About half the farmers attending had not applied any fertiliser yet, with a significant number still to purchase supplies.

Teagasc Business & Technology Advisor Noel Mannion cautioned that where farmers have an annual requirement for fertiliser, moving to a situation of not applying any fertiliser will have serious repercussions on grass supplies.

This in turn, he said, will limit ewe milk yield potential, possibly trigger health issues such as mastitis, and will have significant negative consequences on lamb performance and normal drafting patterns.

He advised farmers to at least apply fertiliser on fields that will achieve a good response. This includes areas with adequate soil pH and phosphorus/potassium levels and reseeded or young swards that also have a high nitrogen requirement to safeguard persistency.

Noel said that a better option to consider for many sheep farmers might be targeting lime applications to soils which are deficient in pH, P and K.

An investment of €50 to €60 in applying 2t lime / acre was highlighted as a better proposition now for these soils, compared to applying a bag of fertiliser costing upwards of €50 per bag and achieving a variable response.

Teagasc researcher Phil Creighton advised farmers to be mindful of the cost per unit of nitrogen in different types of fertiliser. He said that the cost per unit of nitrogen in protected urea for example is far less than the cost of a unit of nitrogen in compound fertilisers.

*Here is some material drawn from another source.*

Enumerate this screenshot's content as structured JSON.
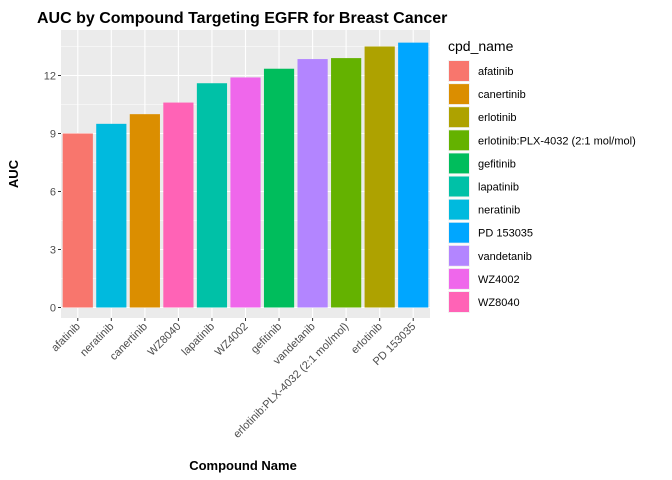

An example using protected urea with a product such as Pasture Sward was used on the evening. In order to deliver the same level of nitrogen as 11kg of protected urea, 18kg of the compound fertiliser is required.

Many farmers may be in a position to forego P and K application in 2022, meaning that a higher volume of nitrogen can be purchased by focusing on straight nitrogen fertilisers over compound products.

Clostridial diseases

The threat of clostridial diseases will be rising for lambs approaching seven to eight weeks of age where maternally derived antibodies are waning.

Artificially reared lambs are also in a high risk category for suffering clostridial disease due to the probability of lower levels of colostrum being consumed.

As such, vaccination should take place long before the typical timeframe of lambs aged eight to ten weeks of age. One dose will deliver a low level of protection, with a booster shot required to achieve optimum protection.

Lambs can be vaccinated from three weeks of age onwards, as at this stage it will not interfere with maternally derived antibodies.

Scald in lambs

There have been more reports of scald in young lambs at an earlier stage of the season. Treatment options will depend on the age of lambs.

While footbathing is the best option, it is only really a runner with lambs aged upwards of five to six weeks of age.

The best option for younger lambs is likely to be individual treatment with an aerosol spray. Addressing issues promptly will help to stop them spreading to a higher number of lambs.